Dire qu'Olivier de Wasseige est une araignée dans la toile du business wallon est un euphémisme. Depuis plus de 20 ans, il est à la tête de l'Union wallonne des entreprises, d'abord au poste de vice-président et, depuis 2017, comme administrateur délégué. Il siège dans plus de cinq conseils d'administration et s’implique dans plusieurs initiatives entrepreneuriales. Il est, c’est évident, l'homme idéal pour jauger l'état d'esprit des entreprises wallonnes, touchées de plein fouet par la crise.
“Nos enquêtes mensuelles montrent que la confiance des entreprises est en baisse depuis plus de six mois”, déclare Olivier de Wasseige. “Presque tous les secteurs souffrent de la crise, bien que la construction semble y échapper partiellement: il y a effectivement des annulations, mais pour l'instant, l'impact n'est pas extrêmement lourd.”

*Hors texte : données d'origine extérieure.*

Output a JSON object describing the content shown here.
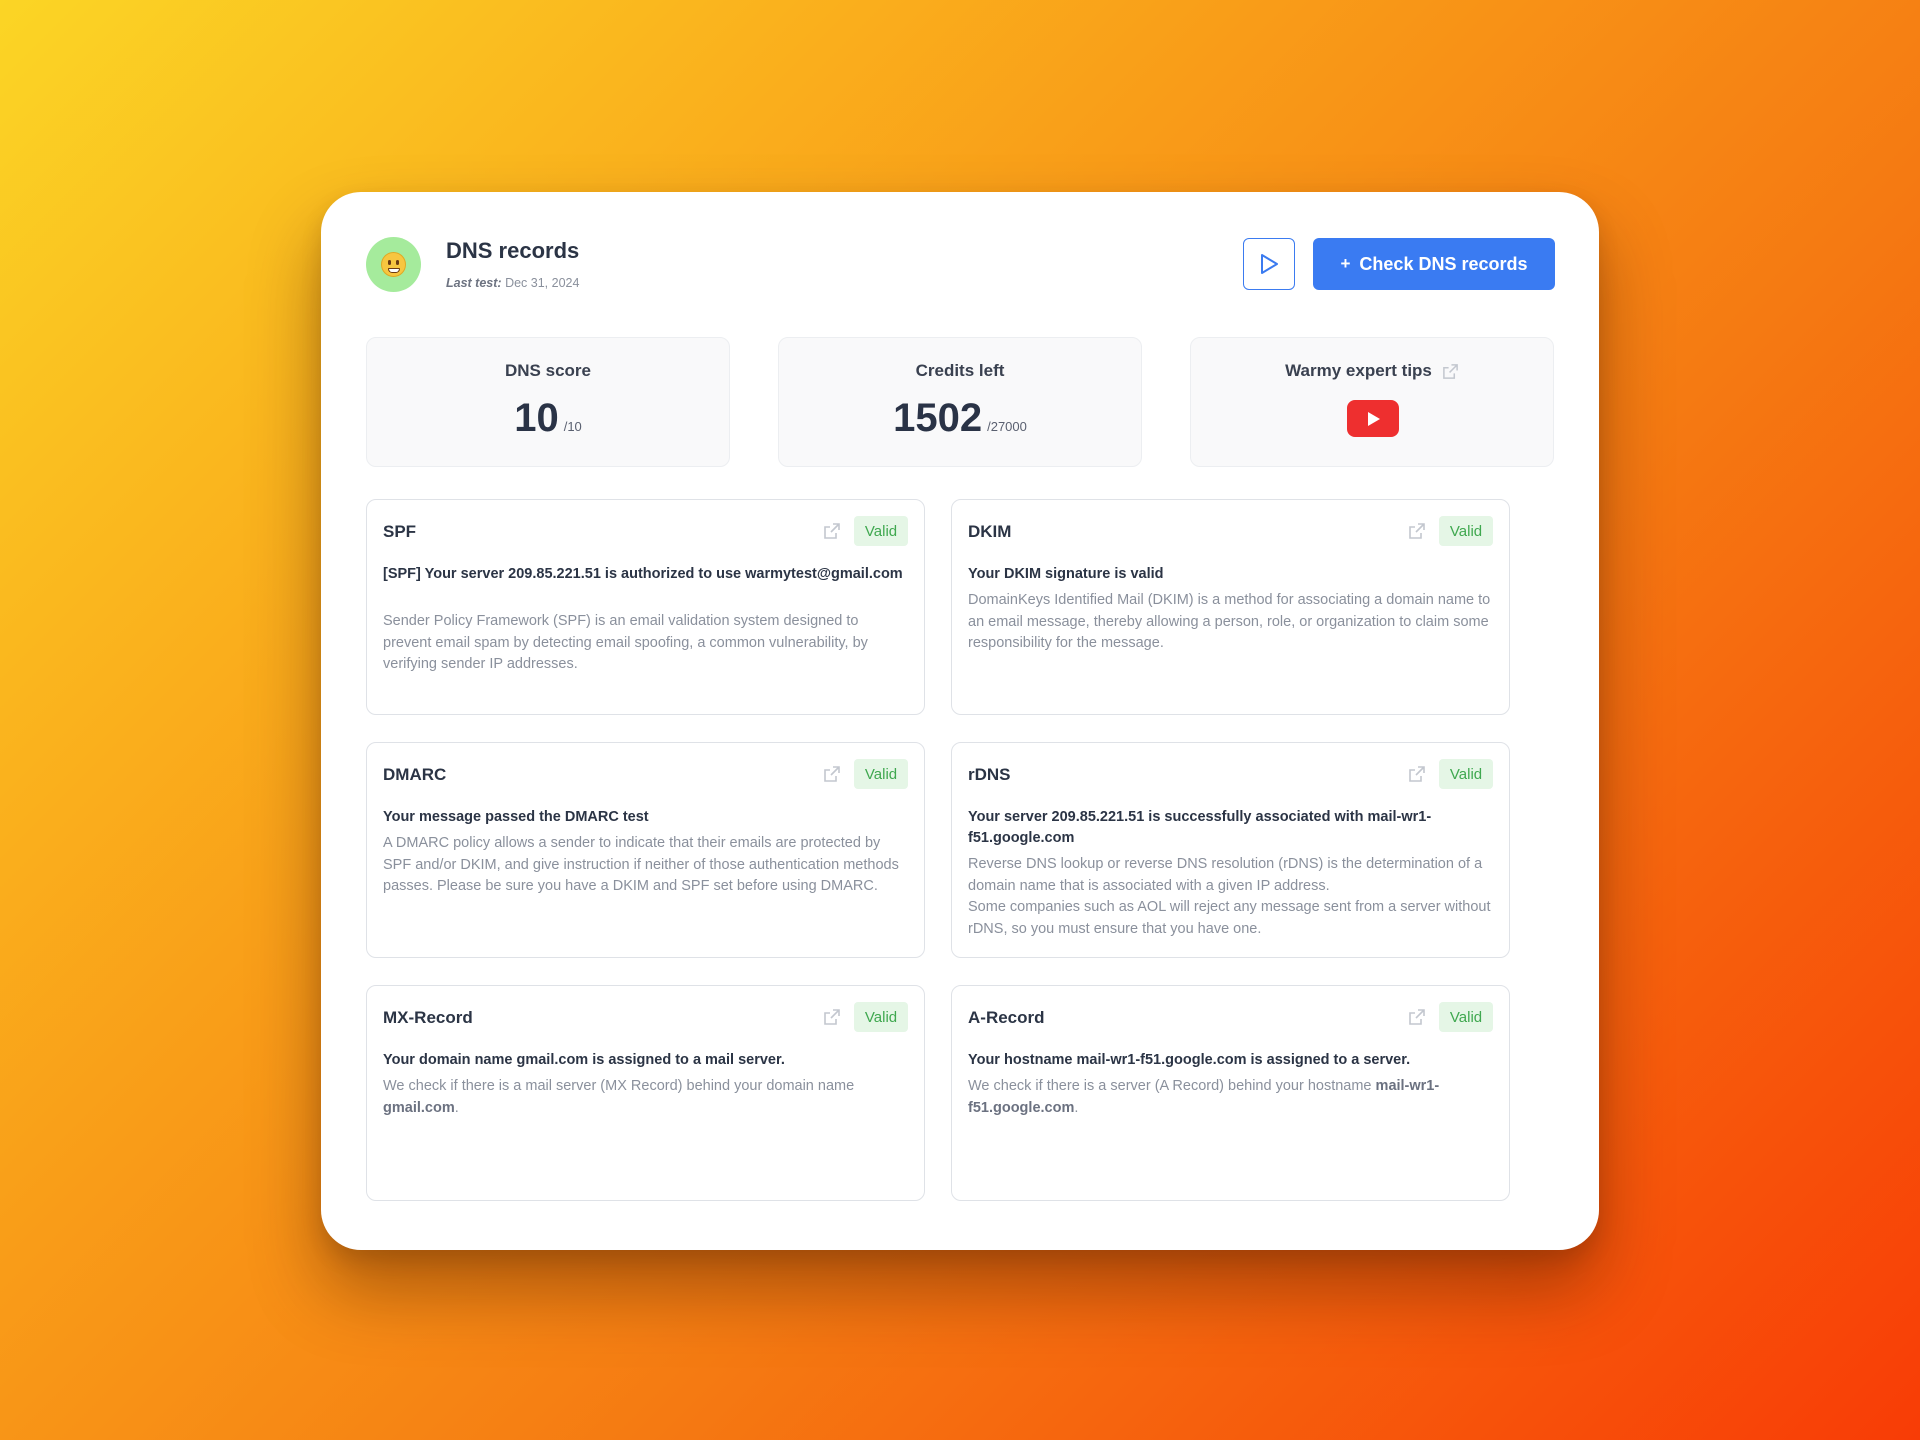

Les causes possibles ne sont pas difficiles à trouver. Les factures d'énergie à elles seules ont été aisément multipliées par cinq pour de nombreuses entreprises. “La majorité des petites entreprises ayant encore un contrat d’énergie fixe, elles ne sont pas concernées pour le moment. Certaines usines, en revanche, doivent arrêter temporairement leur production parce que l'énergie est devenue inabordable.”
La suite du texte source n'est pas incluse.